Rodes refused - besides, he informed the officials, he had no city permit allowing him to burn books outside. He called his attorney and instructed his secretary to keep a video camera trained on the inspectors. Wary of the camera, the inspectors finally marked some books, making them unsaleable.
Apparently still unsatisfied, the FDA continued to embargo Rodes's herbs. Not until late July did his attorney's efforts, coupled with publicity, convince the Agency to allow him to sell both supplements and books provided that he stop selling a cookbook that mentioned his company's name, a demand he has complied with.

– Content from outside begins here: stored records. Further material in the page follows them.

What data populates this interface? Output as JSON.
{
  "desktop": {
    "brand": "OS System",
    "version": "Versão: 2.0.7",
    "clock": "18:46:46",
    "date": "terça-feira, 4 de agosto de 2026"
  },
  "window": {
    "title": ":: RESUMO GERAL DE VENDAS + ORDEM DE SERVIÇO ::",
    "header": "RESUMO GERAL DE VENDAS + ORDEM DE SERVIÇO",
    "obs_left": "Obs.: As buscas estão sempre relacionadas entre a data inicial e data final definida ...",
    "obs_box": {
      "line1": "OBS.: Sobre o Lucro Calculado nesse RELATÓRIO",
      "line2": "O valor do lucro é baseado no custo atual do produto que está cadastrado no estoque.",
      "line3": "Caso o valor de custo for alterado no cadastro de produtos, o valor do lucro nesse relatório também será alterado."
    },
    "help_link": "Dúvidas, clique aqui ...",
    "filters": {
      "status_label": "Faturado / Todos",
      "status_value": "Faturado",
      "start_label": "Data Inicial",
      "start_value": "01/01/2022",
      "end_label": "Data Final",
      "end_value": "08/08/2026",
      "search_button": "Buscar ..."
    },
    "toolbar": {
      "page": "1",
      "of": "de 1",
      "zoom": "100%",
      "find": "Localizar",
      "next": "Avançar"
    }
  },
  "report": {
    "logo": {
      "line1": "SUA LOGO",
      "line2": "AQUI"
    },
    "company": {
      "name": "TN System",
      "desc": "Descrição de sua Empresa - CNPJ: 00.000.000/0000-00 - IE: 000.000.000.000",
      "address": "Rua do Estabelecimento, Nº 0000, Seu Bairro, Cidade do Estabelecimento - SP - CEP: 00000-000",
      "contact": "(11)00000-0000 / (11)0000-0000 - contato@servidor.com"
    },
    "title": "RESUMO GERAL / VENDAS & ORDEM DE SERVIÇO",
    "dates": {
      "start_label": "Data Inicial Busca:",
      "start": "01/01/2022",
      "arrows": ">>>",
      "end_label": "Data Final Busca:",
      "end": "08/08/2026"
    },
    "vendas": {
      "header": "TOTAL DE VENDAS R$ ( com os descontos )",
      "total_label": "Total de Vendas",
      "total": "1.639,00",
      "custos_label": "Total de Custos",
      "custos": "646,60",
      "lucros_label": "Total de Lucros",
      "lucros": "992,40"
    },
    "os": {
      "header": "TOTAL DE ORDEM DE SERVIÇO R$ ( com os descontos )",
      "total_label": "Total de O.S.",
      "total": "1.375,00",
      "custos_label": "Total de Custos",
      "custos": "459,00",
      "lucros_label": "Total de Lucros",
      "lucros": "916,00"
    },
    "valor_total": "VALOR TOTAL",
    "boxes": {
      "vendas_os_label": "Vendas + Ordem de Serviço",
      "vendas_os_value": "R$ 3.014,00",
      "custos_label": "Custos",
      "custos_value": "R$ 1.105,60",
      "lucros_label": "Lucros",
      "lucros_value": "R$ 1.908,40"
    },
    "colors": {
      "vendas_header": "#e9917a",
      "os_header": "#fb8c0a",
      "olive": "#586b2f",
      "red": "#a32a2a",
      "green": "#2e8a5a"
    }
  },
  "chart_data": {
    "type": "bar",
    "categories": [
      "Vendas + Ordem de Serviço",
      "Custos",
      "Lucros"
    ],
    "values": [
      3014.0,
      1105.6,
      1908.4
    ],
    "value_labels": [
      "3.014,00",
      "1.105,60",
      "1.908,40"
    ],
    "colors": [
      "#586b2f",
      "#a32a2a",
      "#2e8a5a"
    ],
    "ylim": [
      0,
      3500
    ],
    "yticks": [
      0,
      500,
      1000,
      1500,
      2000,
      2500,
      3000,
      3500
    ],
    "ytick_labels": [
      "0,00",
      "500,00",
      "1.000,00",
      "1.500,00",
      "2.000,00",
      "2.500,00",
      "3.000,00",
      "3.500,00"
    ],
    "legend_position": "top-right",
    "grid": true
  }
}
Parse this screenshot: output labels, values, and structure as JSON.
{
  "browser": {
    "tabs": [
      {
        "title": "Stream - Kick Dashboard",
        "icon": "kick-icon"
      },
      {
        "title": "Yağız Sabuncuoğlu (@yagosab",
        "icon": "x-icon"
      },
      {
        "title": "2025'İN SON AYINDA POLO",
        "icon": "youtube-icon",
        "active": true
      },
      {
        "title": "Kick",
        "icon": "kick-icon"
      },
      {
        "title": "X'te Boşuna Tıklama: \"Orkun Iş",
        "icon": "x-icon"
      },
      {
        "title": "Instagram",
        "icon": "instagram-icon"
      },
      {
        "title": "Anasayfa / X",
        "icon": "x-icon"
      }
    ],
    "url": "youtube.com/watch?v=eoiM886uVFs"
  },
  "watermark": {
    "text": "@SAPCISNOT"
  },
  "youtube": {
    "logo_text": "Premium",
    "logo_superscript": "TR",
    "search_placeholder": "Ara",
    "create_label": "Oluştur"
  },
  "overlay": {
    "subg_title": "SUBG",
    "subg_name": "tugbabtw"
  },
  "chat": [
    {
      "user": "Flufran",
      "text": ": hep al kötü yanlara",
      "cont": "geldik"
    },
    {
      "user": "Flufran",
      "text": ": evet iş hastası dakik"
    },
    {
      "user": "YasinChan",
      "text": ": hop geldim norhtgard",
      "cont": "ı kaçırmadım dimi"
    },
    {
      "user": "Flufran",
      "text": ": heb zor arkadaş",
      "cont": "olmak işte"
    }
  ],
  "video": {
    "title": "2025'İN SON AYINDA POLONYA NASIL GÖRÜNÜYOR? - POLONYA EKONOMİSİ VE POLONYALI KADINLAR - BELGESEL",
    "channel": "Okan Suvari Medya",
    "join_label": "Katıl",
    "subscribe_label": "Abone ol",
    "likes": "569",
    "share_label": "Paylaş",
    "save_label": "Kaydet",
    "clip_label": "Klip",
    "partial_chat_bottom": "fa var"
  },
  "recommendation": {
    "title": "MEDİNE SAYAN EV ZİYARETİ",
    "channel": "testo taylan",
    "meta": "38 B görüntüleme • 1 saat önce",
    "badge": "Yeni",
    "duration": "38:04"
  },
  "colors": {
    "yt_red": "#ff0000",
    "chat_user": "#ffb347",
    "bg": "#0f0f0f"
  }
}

In Canada, the situation is less dramatic. Stevia leaves, says an HPB statement, can be sold as "herbal and tea preparations." However, with regard to stevia extracts, "there is no provision in the Canadian Food and Drug Regulations for the use of this substance as a sweetening agent in foods." To gain such approval, a Canadian company would have to make an application - an extremely costly endeavour. The HPB's position, like the FDA's, appears to ignore the voluminous evidence of stevia's safety.
Meanwhile, the enormous profits generated by patented artificial sweeteners seem able to figuratively blind individuals and government agencies alike, making the sale of millions of pounds of sweet toxins possible.